ESANN2019
Updated Repo TheRensselaerIDEA/synthetic_data
Supplemental Material for the ESANN 2019 Submission "Preserving privacy using synthetic data models and applications in health informatics education". This includes a supplemental section to the paper located at supplemental_material.pdf
. There is also code for all of the generative methods and metrics.
Generative Methods Code
Gaussian Multivariate
The code for this method is located in the generators/gaussian_multivariate.py
file. It uses the sci-kit learn Gaussian mixture method.
HealthGAN (WGAN)
The code for this method is located in the generators/wgan.py
file. This method uses tensorflow to create the GAN. It is based on the methods from the paper "Improved Training of Wasserstein GANs" and the repository from the author https://github.com/igul222/improved_wgan_training.
Architecture
The architecture of the HealthGAN is as follows
- Generator
- Input: 100 nodes of noise from the latent space of a normal distribution
- Dense Layer of 2 x number of features in the data nodes
- Rectified linear unit activation
- Dense Layer of 1.5 x number of features in the data nodes
- Rectified linear unit activation
- Dense Layer of number of features of the data nodes
- Sigmoid activation
- Discriminator
- Input: number of features in the data
- Dense Layer of 64 nodes
- Leaky rectified linear unit activation
- Dense Layer of 128 nodes
- Leaky rectified linear unit activation
- Dense Layer of 256 nodes
- Leaky rectified linear unit activation
- Dense Layer of 1 node
- No activation function
- Batch size is computed to be the size of the training data divided by the number of critic iterations
Additive Noise Model
The code for this method is located in the generators/additive_noise_model.py
file. It uses the random forest classifiers from sci-kit learn.
Parzen Windows
The code for this method is located in the generators/parzen_windows.py
file. It uses the kernel density method from sci-kit learn.
Copy Original Data
This method just copies the original data and therefore there isn't any code included.

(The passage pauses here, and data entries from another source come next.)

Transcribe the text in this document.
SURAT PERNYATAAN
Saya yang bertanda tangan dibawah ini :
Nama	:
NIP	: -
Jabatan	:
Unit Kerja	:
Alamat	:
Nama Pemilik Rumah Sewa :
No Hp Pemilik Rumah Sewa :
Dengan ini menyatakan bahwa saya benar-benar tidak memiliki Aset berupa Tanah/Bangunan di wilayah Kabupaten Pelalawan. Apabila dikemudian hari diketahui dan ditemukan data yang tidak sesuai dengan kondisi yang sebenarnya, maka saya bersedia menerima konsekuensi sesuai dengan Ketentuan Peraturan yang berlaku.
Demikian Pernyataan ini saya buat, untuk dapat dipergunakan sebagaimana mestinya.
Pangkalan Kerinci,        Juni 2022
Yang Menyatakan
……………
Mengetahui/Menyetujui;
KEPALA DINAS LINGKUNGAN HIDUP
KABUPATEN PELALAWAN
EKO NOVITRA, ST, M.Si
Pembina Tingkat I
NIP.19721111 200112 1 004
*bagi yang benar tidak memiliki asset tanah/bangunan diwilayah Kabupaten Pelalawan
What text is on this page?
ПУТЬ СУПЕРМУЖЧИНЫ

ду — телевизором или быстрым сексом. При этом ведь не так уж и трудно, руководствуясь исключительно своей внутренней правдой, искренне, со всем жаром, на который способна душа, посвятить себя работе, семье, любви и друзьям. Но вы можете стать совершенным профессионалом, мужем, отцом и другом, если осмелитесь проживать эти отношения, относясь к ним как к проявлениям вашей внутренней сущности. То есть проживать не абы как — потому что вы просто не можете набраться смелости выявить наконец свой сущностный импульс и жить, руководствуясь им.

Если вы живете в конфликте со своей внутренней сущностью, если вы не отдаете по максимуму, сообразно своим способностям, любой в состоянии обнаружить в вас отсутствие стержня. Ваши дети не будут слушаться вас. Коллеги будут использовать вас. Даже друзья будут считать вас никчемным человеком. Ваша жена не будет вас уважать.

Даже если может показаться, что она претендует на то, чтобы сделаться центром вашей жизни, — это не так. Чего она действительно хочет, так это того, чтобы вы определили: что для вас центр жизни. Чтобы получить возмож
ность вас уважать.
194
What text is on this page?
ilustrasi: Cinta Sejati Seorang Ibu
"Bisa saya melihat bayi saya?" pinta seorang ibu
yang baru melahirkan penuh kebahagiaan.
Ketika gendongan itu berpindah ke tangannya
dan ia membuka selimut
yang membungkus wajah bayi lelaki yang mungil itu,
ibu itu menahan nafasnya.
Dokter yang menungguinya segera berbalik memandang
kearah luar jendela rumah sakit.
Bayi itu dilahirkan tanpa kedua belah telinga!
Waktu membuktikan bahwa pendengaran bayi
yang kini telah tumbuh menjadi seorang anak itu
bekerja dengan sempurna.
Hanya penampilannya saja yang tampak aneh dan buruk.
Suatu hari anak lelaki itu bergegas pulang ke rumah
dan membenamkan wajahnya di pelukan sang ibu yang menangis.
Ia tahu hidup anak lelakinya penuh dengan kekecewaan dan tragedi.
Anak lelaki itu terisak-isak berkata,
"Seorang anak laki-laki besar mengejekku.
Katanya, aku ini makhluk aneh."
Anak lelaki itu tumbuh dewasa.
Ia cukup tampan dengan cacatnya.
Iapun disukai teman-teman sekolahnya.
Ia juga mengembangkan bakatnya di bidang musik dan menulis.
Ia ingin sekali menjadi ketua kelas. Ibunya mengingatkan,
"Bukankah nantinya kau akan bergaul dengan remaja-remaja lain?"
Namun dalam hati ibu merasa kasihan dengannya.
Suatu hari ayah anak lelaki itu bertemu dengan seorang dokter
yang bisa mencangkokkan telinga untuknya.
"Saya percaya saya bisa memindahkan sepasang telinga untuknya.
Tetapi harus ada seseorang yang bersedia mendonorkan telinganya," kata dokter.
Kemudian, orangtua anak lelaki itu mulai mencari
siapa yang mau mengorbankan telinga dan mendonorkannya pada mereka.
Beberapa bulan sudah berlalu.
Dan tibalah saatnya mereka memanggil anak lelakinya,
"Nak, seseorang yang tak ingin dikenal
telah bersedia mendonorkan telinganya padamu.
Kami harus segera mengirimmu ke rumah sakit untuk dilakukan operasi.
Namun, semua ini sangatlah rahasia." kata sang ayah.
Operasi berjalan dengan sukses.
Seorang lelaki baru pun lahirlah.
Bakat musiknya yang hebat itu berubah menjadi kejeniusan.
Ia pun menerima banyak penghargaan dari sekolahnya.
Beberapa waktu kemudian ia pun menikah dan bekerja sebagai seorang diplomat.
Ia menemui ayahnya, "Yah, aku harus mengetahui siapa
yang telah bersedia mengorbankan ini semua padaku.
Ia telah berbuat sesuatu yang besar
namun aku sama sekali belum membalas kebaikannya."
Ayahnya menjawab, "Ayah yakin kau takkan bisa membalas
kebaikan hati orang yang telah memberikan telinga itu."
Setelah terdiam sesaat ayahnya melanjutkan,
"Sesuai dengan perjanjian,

Privacy-preserving Data Obfuscation
This method was done using the open source software ARX.
Synthetic Data Vault Converter
The generators/sdv_converter.py
file contains code to convert the data into values from 0 to 1 as described in the supplemental material. This is used for the Wasserstein GAN method to ensure the values generated are reasonable.
Metrics
Adversarial Accuracy
The nearest neighbor adversarial accuracy is calculated using the metrics/nn_adversarial_accuracy.py
file.
Utility
The nearest neighbor utility is calculated using the metrics/nn_utility.py
file.